This function will output a plotly object with the selected plate information displayed.
## This example uses a new dataset. Reading & processing of this dataset is not shown ##
# To start, save summarized_processed list element to new variable:
# processed_plate_data <- processed[[4]]
# view plate
easyXpress::viewPlate(processed_plate_data, "p61")
Well view: viewWell()
viewWell()
takes as input either the raw or processed unsummarized data output from process()
or Xpress()
as well as the full path of the directory holding the processed images. It returns a plot of the processed well image with object centroids colored by type. Optional argument boxplot = TRUE
includes a boxplot of the objct data with the well image.
## This example shows the processed data
# Saving processed_data list element to new variable
proc_data <- processed[[2]]
# Define processed image directory
proc_img_dir <- rprojroot::find_package_root_file("vignettes", "example_data", "ProcessedImages")
easyXpress::viewWell(proc_data, proc_img_dir, "p61", "C02", boxplot = TRUE)
#> Warning: `guides(<scale> = FALSE)` is deprecated. Please use `guides(<scale> =
#> "none")` instead.
Dose Response view: viewDose()
viewDose()
takes as input either the raw or processed unsummarized data output from process()
or Xpress()
and outputs representative processed well images with object centroids colored by type for each concentration of a drug.
The provided sample data does not include dose response information. For further information use the command ?viewDose
to access the documentation.
## This example uses a new dataset. Reading & processing of this dataset is not shown ##
# Saving data elements to new variable
proc_dose_data <- processed_dose_data[[2]]
raw_dose_data <- processed_dose_data[[1]]
# Define processed image directory
proc_img_dir <- rprojroot::find_package_root_file("vignettes", "example_data", "ProcessedImages")

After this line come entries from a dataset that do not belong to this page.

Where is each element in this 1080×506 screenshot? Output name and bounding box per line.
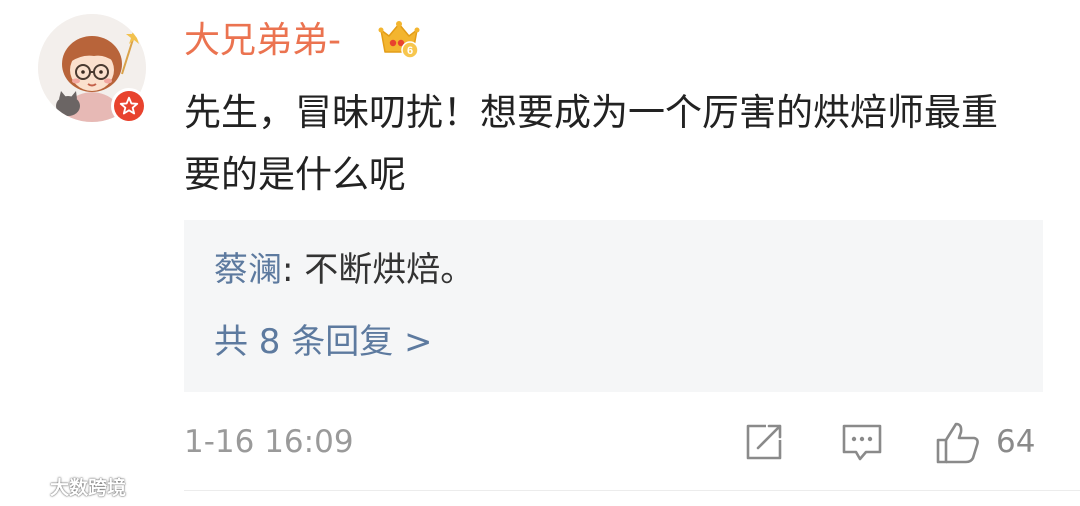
comment-username[interactable]: 大兄弟弟-	[184, 18, 341, 64]
reply-text: 不断烘焙。	[304, 250, 475, 290]
verified-badge	[111, 88, 147, 124]
share-icon[interactable]	[742, 420, 786, 464]
reply-separator: :	[282, 250, 305, 290]
member-level: 6	[407, 45, 413, 57]
reply-preview[interactable]: 蔡澜: 不断烘焙。 共 8 条回复 >	[184, 220, 1043, 392]
comment-body: 先生，冒昧叨扰！想要成为一个厉害的烘焙师最重要的是什么呢	[184, 91, 998, 196]
thumbs-up-icon[interactable]	[934, 420, 982, 466]
watermark: 大数跨境	[10, 472, 126, 500]
watermark-text: 大数跨境	[50, 476, 127, 499]
comment-timestamp: 1-16 16:09	[184, 424, 354, 460]
divider	[184, 490, 1080, 491]
gold-crown-icon[interactable]: 6	[378, 18, 420, 60]
red-star-badge-icon	[119, 96, 139, 115]
more-replies-link[interactable]: 共 8 条回复 >	[214, 318, 433, 366]
reply-item: 蔡澜: 不断烘焙。	[214, 246, 474, 294]
like-count: 64	[996, 424, 1036, 460]
comment-icon[interactable]	[840, 420, 884, 464]
reply-author[interactable]: 蔡澜	[214, 250, 282, 290]
brand-logo-icon	[12, 474, 45, 496]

# View example images and object types from raw or processed dose response data
plot_proc <- easyXpress::viewDose(proc_dose_data, strain_name = "PD1074", drug_name = "paraquat", proc_img_dir = proc_img_dir)
plot_raw <- easyXpress::viewDose(raw_dose_data, strain_name = "PD1074", drug_name = "paraquat", proc_img_dir = proc_img_dir)
## showing processed dose response data only ##
plot_proc